Pourquoi et comment la contribution tarifaire d'acheminement (CTA) a-t-elle été créée ?

Une illustration de l'histoire sociale française...

Pour comprendre l’existence de la CTA, il faut d’abord se pencher sur l’histoire sociale d’EDF et de GDF. Il faut donc se « retro » projeter en 1946, juste après la Libération pour concevoir la prégnance du parti communiste à l’époque et l’influence de la CGT sur la création du statut d’agent des industries électriques et gazières (IEG). Cette période est fondamentale puisque c’est le moment où les agents des IEG ont acquis des avantages sociaux tels que leur régime de retraite (durée de cotisation) et leur système de protection sociale. Si la sécurité d’emploi était assurée, auparavant le reste laissait à désirer. La pénibilité du travail fut prise en compte et les mesures sociales acquises ont fait figure d’incitation pour rejoindre des entreprises qui avaient un besoin crucial de personnel. La création de ce statut concrétisait une certaine idée du travail à la française, de la protection des travailleurs et de leur avenir.

... contrainte de s'adapter au monde moderne.
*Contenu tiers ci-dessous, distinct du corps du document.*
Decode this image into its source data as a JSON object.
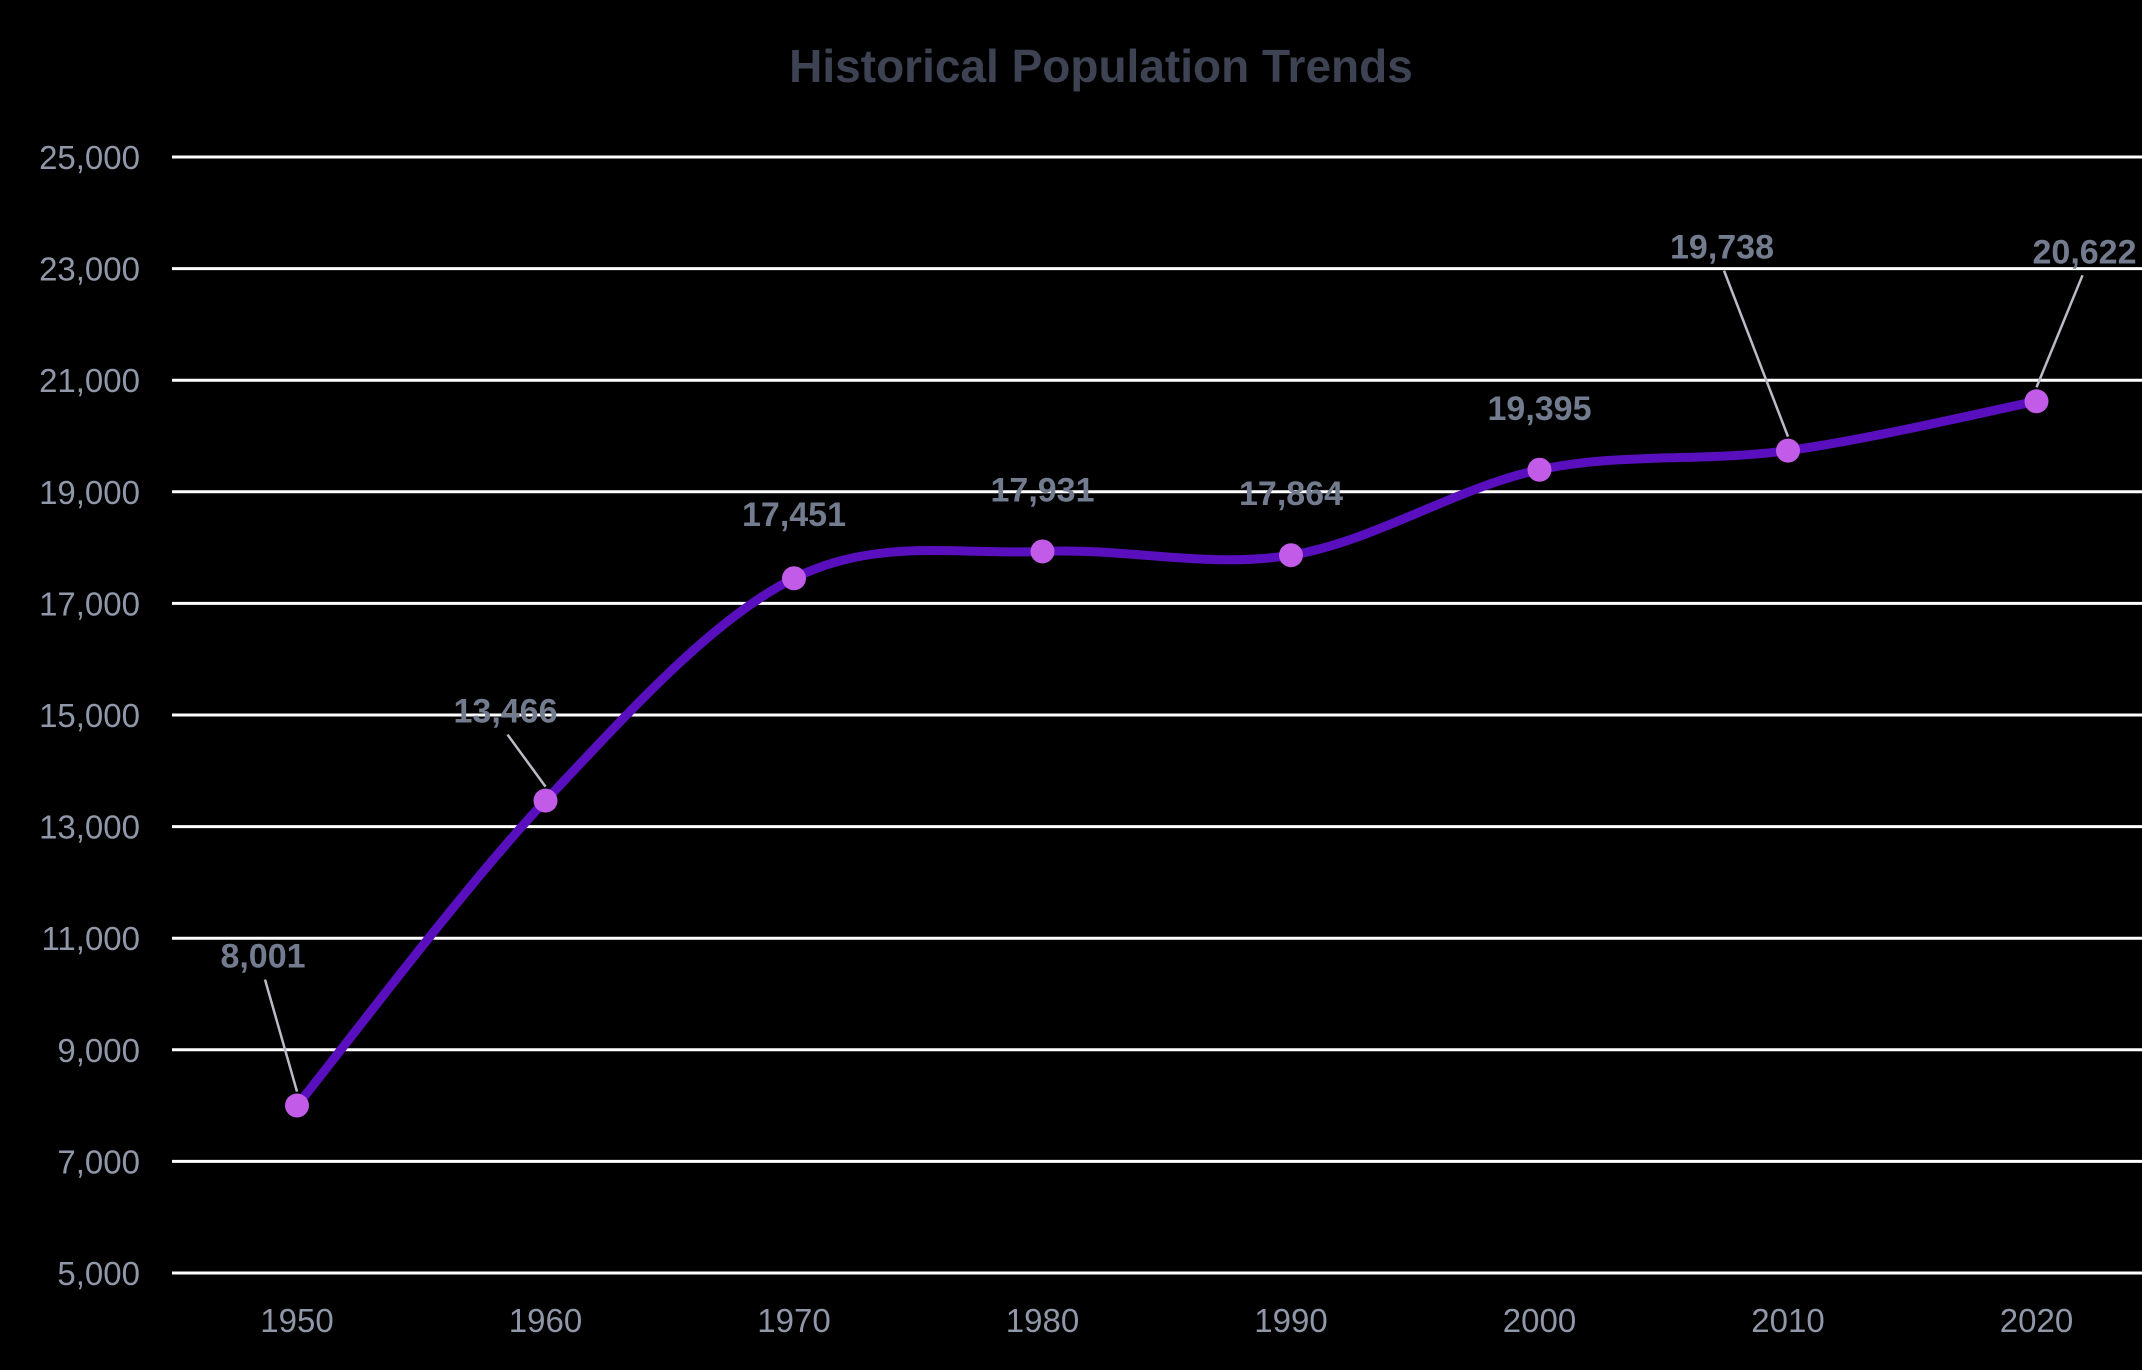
{
  "chart_data": {
    "type": "line",
    "title": "Historical Population Trends",
    "xlabel": "",
    "ylabel": "",
    "categories": [
      "1950",
      "1960",
      "1970",
      "1980",
      "1990",
      "2000",
      "2010",
      "2020"
    ],
    "series": [
      {
        "values": [
          8001,
          13466,
          17451,
          17931,
          17864,
          19395,
          19738,
          20622
        ],
        "data_labels": [
          "8,001",
          "13,466",
          "17,451",
          "17,931",
          "17,864",
          "19,395",
          "19,738",
          "20,622"
        ]
      }
    ],
    "ylim": [
      5000,
      25000
    ],
    "y_ticks": [
      5000,
      7000,
      9000,
      11000,
      13000,
      15000,
      17000,
      19000,
      21000,
      23000,
      25000
    ],
    "y_tick_labels": [
      "5,000",
      "7,000",
      "9,000",
      "11,000",
      "13,000",
      "15,000",
      "17,000",
      "19,000",
      "21,000",
      "23,000",
      "25,000"
    ],
    "grid": true,
    "legend": "none",
    "smooth": true,
    "colors": {
      "background": "#000000",
      "line": "#5a0fbf",
      "marker": "#c25ce8",
      "gridline": "#ffffff",
      "title": "#3d4352",
      "tick_label": "#8f97a8",
      "data_label": "#737c8f"
    }
  }
}
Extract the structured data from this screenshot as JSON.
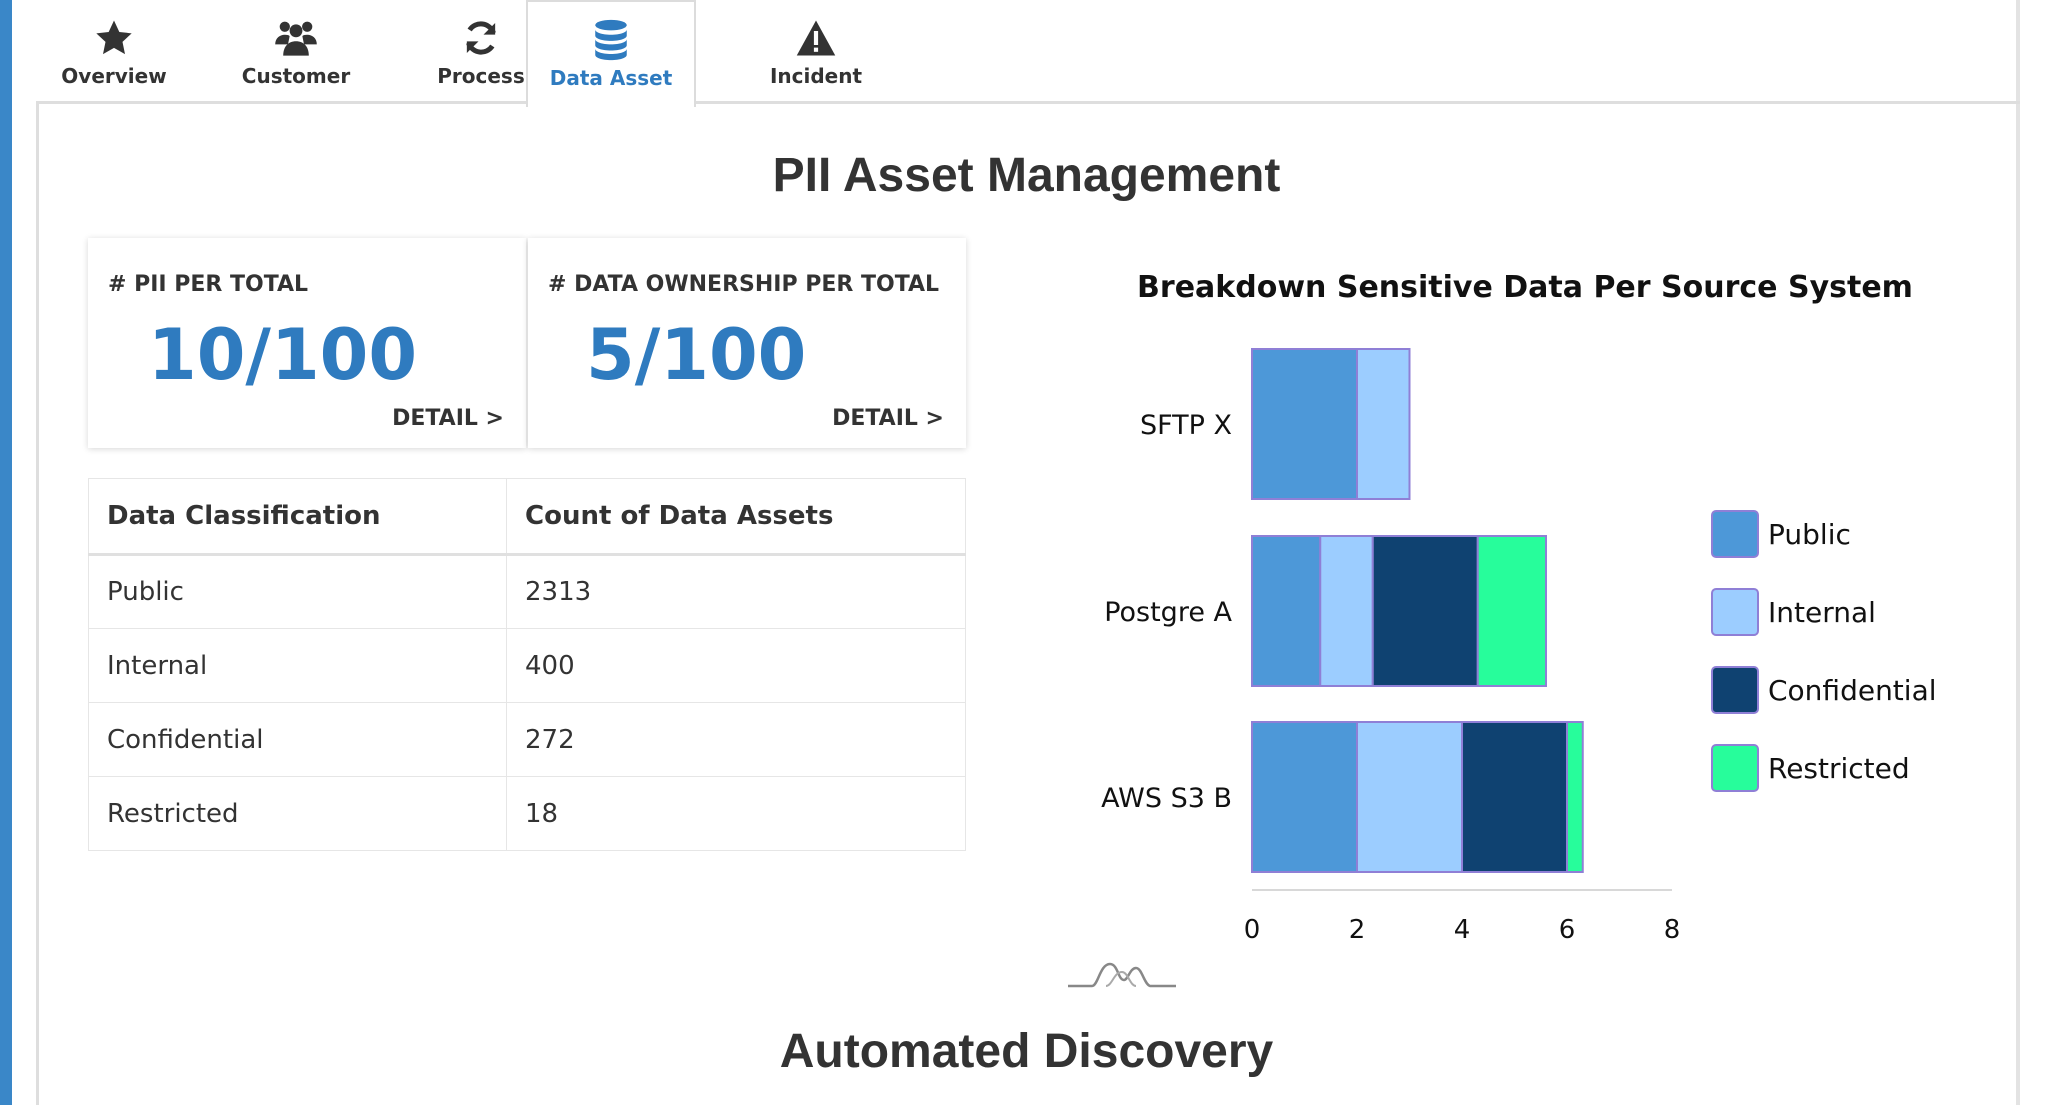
{
  "tabs": [
    {
      "label": "Overview",
      "icon": "star-icon",
      "active": false
    },
    {
      "label": "Customer",
      "icon": "users-icon",
      "active": false
    },
    {
      "label": "Process",
      "icon": "refresh-icon",
      "active": false
    },
    {
      "label": "Data Asset",
      "icon": "database-icon",
      "active": true
    },
    {
      "label": "Incident",
      "icon": "warning-icon",
      "active": false
    }
  ],
  "page_title": "PII Asset Management",
  "cards": [
    {
      "label": "# PII PER TOTAL",
      "value": "10/100",
      "detail": "DETAIL >"
    },
    {
      "label": "# DATA OWNERSHIP PER TOTAL",
      "value": "5/100",
      "detail": "DETAIL >"
    }
  ],
  "table": {
    "headers": [
      "Data Classification",
      "Count of Data Assets"
    ],
    "rows": [
      [
        "Public",
        "2313"
      ],
      [
        "Internal",
        "400"
      ],
      [
        "Confidential",
        "272"
      ],
      [
        "Restricted",
        "18"
      ]
    ]
  },
  "chart_data": {
    "type": "bar",
    "orientation": "horizontal",
    "stacked": true,
    "title": "Breakdown Sensitive Data Per Source System",
    "categories": [
      "SFTP X",
      "Postgre A",
      "AWS S3 B"
    ],
    "series": [
      {
        "name": "Public",
        "color": "#4d98d8",
        "values": [
          2,
          1.3,
          2
        ]
      },
      {
        "name": "Internal",
        "color": "#9ccdff",
        "values": [
          1,
          1,
          2
        ]
      },
      {
        "name": "Confidential",
        "color": "#0f4271",
        "values": [
          0,
          2,
          2
        ]
      },
      {
        "name": "Restricted",
        "color": "#27fd9b",
        "values": [
          0,
          1.3,
          0.3
        ]
      }
    ],
    "xlim": [
      0,
      8
    ],
    "xticks": [
      "0",
      "2",
      "4",
      "6",
      "8"
    ],
    "grid": false,
    "legend": "right"
  },
  "section_title": "Automated Discovery",
  "colors": {
    "accent": "#2f7bbf",
    "sidebar": "#3a87c8"
  }
}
En 2004, quand l’Etat décide d’ouvrir le capital d’EDF et de GDF pour que ces entreprises puissent faire le poids face à d’autres grandes compagnies européennes dans la course de libéralisation du marché de l’énergie, les partenaires sociaux et les agents des IEG ont tiré la sonnette d’alarme. La crainte essentielle fut la perte du statut des agents des IEG. Face aux mouvements de grève, et pour éviter une grave crise sociale, le statut fut préservé et des aménagements furent apportés par la loi du 9 août 2004.

Ainsi, la loi prévoit que les droits spécifiques des industries électriques et gazières (qui correspondent à des prestations supplémentaires par rapport aux droits de base) déjà acquis au 31 décembre 2004, ainsi que la contribution exceptionnelle forfaitaire et libératoire verser aux régimes de droit commun, seront financés par une contribution tarifaire prélevée sur les tarifs d’acheminement pour la part des activités de transport et de distribution de l’électricité et du gaz. La réforme menée du système de financement des retraites des IEG respecte un principe de neutralité financière vis-à-vis des caisses de retraite et des salariés du privé. La loi de 2004 a été votée avec pour objectif que la CTA évite à EDF et GDF de provisionner les montants correspondant aux droits acquis par les salariés. En effet, le passif de leurs comptes de résultat aurait été dégradé avant leur privatisation.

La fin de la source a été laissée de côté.